During a phone interview with me, Marshall talked about a possible fourth film for “Bourne,” learning from critical and box office flops, and why actor Shia LaBeouf (“Transformers”) is the next big star in Hollywood.
After five years, are you sad to see the Bourne trilogy come to an end?
I think it was our goal to wrap everything up in a satisfying way and I think we got there. On the other hand, we kind of left the door open for a fourth if we can come up with a story.
“The Bourne Ultimatum” had a budget of $110 million and surpassed that by bringing in $227 at the U.S. box office. As a producer, are you on set counting up each car explosion and adding how much the production is spending?
Yeah, I believe as a producer it’s my job to oversee things and also problem-solve. I like to be on the set. I really enjoy the filmmaking process and being amongst all the explosions.
As a producer, do critical flops hurt just as much as box office flops?
I think we take it all personal. We all start out wanting to make a good movie. No one starts off to make movies that don’t work. But things happen along the way and sometimes that happens. You just have to learn something from [the flops] and move on.
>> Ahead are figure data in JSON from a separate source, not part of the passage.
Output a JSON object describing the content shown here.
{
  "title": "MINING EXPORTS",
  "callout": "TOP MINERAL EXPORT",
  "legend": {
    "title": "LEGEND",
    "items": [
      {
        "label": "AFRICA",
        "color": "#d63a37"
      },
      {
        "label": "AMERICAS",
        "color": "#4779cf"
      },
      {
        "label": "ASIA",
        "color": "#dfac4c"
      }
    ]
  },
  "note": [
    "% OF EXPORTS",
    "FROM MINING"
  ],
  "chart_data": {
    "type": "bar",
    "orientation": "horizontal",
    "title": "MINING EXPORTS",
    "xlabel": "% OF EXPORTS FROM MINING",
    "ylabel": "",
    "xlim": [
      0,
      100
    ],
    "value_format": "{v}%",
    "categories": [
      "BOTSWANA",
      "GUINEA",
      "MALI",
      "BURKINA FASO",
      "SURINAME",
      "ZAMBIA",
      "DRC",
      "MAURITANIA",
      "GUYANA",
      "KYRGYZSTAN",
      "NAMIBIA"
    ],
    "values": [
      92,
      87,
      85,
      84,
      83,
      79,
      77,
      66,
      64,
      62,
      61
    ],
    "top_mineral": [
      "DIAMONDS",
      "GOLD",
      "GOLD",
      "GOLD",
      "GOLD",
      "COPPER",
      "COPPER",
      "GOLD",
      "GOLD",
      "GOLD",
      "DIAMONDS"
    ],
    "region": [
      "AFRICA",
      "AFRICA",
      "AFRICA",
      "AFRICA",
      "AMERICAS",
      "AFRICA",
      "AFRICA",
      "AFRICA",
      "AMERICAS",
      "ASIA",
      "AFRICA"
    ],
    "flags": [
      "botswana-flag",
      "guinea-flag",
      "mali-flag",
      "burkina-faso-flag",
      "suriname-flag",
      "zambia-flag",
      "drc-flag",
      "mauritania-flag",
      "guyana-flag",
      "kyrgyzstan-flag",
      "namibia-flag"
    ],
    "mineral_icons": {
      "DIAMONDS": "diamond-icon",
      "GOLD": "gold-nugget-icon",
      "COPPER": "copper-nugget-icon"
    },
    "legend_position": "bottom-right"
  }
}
You’ve produced a lot of work adapted from other sources. What are your thoughts on original work? Is it just hard to find quality work written solely for the screen?
Yeah, it’s really difficult to find. Those original ideas are too few and far between. But when they do come around you notice them and they can be a gem.
Do you think Hollywood has gone a little overboard with the adaptation of things? I mean, I can understand novels and short stories, but video games?
Yes. I am also very hesitant to remake things. I like new stories. Trying to make a movie out of a game, it’s kind of going the wrong way. I’d rather see the game come out of the movie.
Earlier in their careers you’ve worked with people like Tom Hanks, Josh Brolin, Christian Bale – all of whom are huge actors right now. How do you feel watching these actors now knowing that you knew them before they made a name for themselves?
I think its great. They’ve obviously worked hard and deserve all the accolades they’re getting. When I worked with Christian Bale back when he was around 10 (in “Empire of the Sun”), I could see that he had talent; same for Henry Thomas (“E.T.”). It’s just wonderful to see these kids grow up to be great actors.
Can you see anyone right now that you are working with that could fall under that same category and be something big in a few years?
Shia LaBeouf. He’s extremely talented. He’s great in “Indiana Jones” and he’s going to go on and have a great career.